Manitoba Fisheries Ltd v R (1978), [1979] 1 SCR 101, is a leading Canadian property law decision by the Supreme Court of Canada on expropriation. The court held that the Freshwater Fish Marketing Act, RSC 1970, c F-13, which granted a Crown corporation a monopoly over fish exports from Manitoba, deprived the appellants of goodwill. This deprivation amounted to an uncompensated regulatory taking (also known as a de facto expropriation).

==Background==
In 1969 the Federal government passed the Freshwater Fish Marketing Act, granting the Freshwater Fish Marketing Corporation, a federal agency, a monopoly on the export of fish from Manitoba as well as other participating provinces. The Crown corporation was authorized to issue licenses to private firms, but did not do so in Manitoba.

Under the terms of an agreement between the Government of Manitoba and the Government of Canada, the Province and the Federal government would compensate those affected "for any such plant or equipment that will or may be rendered redundant by reason of any operations authorized to be carried out by the Corporation under the Act."
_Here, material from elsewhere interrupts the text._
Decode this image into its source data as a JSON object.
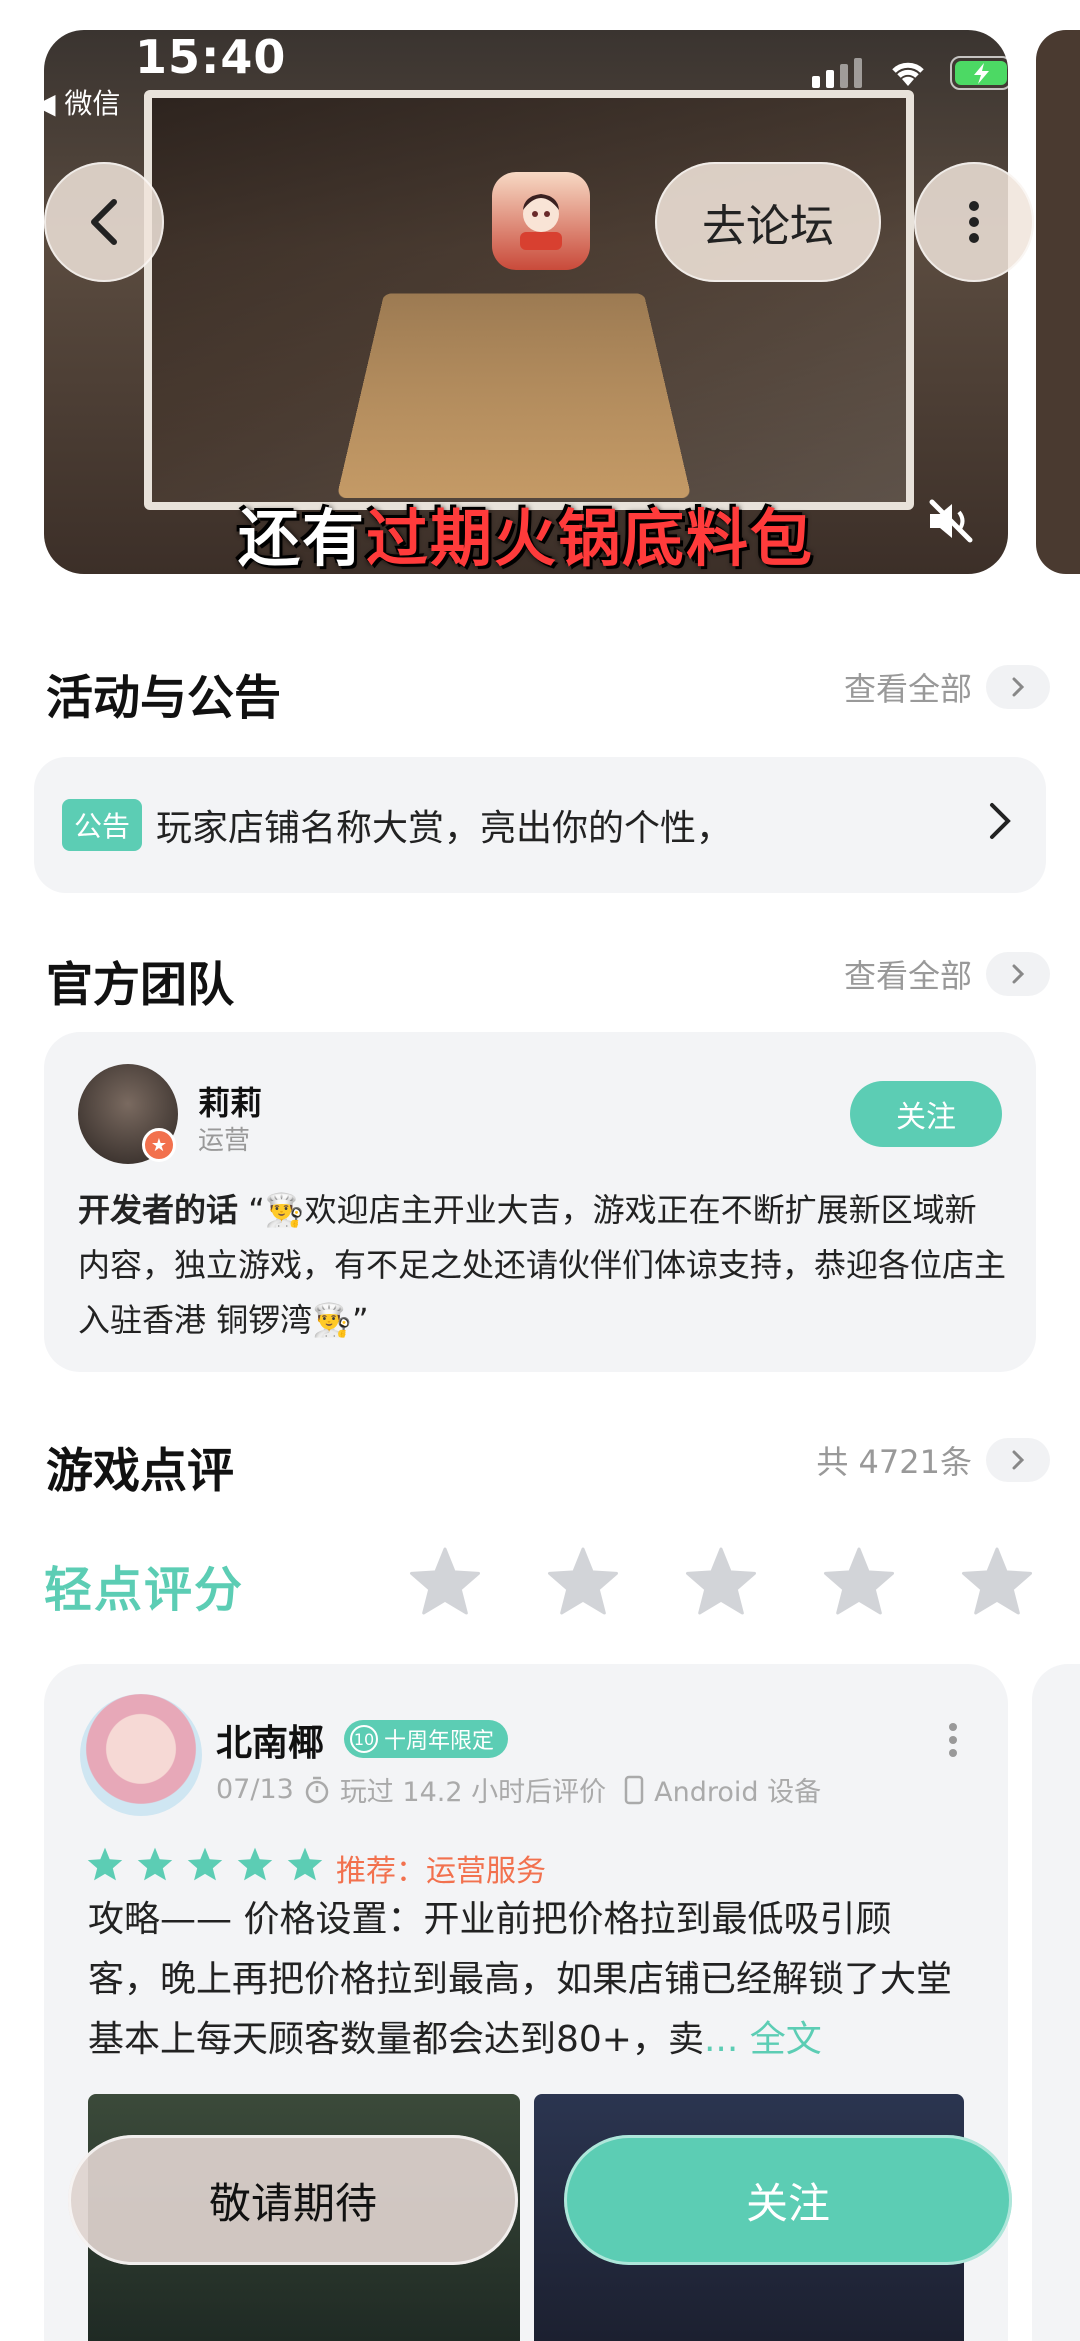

Manitoba Fisheries Ltd. was one of several private commercial distributors who were put out of business by the legislation, and brought an action against the federal government for compensation of their loss of business suffered as a result of the Act.

==Reasons of the court==
The court developed a two-part test to determine whether there has been a regulatory taking: first, what the claimant has lost must be "property" in the context of the legislative scheme, and second, the property must have been acquired by the government.
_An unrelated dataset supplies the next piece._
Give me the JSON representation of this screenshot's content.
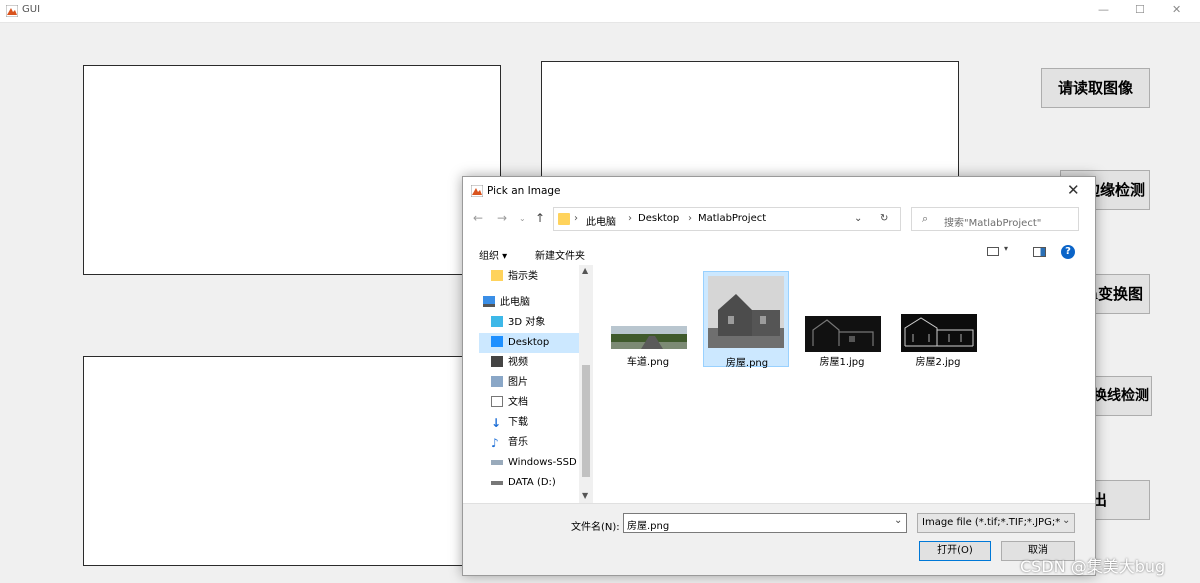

It was held that the legislation rendered the appellant's physical assets "virtually useless" and that the goodwill built up by the business was as much a part of its business assets as its physical property:

[T]he Freshwater Fish Marketing Act and the Corporation created thereunder had the effect of depriving the appellant of its goodwill as a going concern and consequently rendering its physical assets virtually useless and that the goodwill so taken away constitutes property of the appellant for the loss of which no compensation whatever has been paid.

The court then applied the common law rule from Attorney General v De Keyser's Royal Hotel Ltd, [1920] AC 508, that "unless the words of the statute clearly so demand, a statute is not to be construed so as to take away the property of a subject without compensation", finding that the appellants were entitled to full compensation "in an amount equal to the fair market value of its business as a going concern as at May 1, 1969, minus the residual value of its remaining assets as of that date".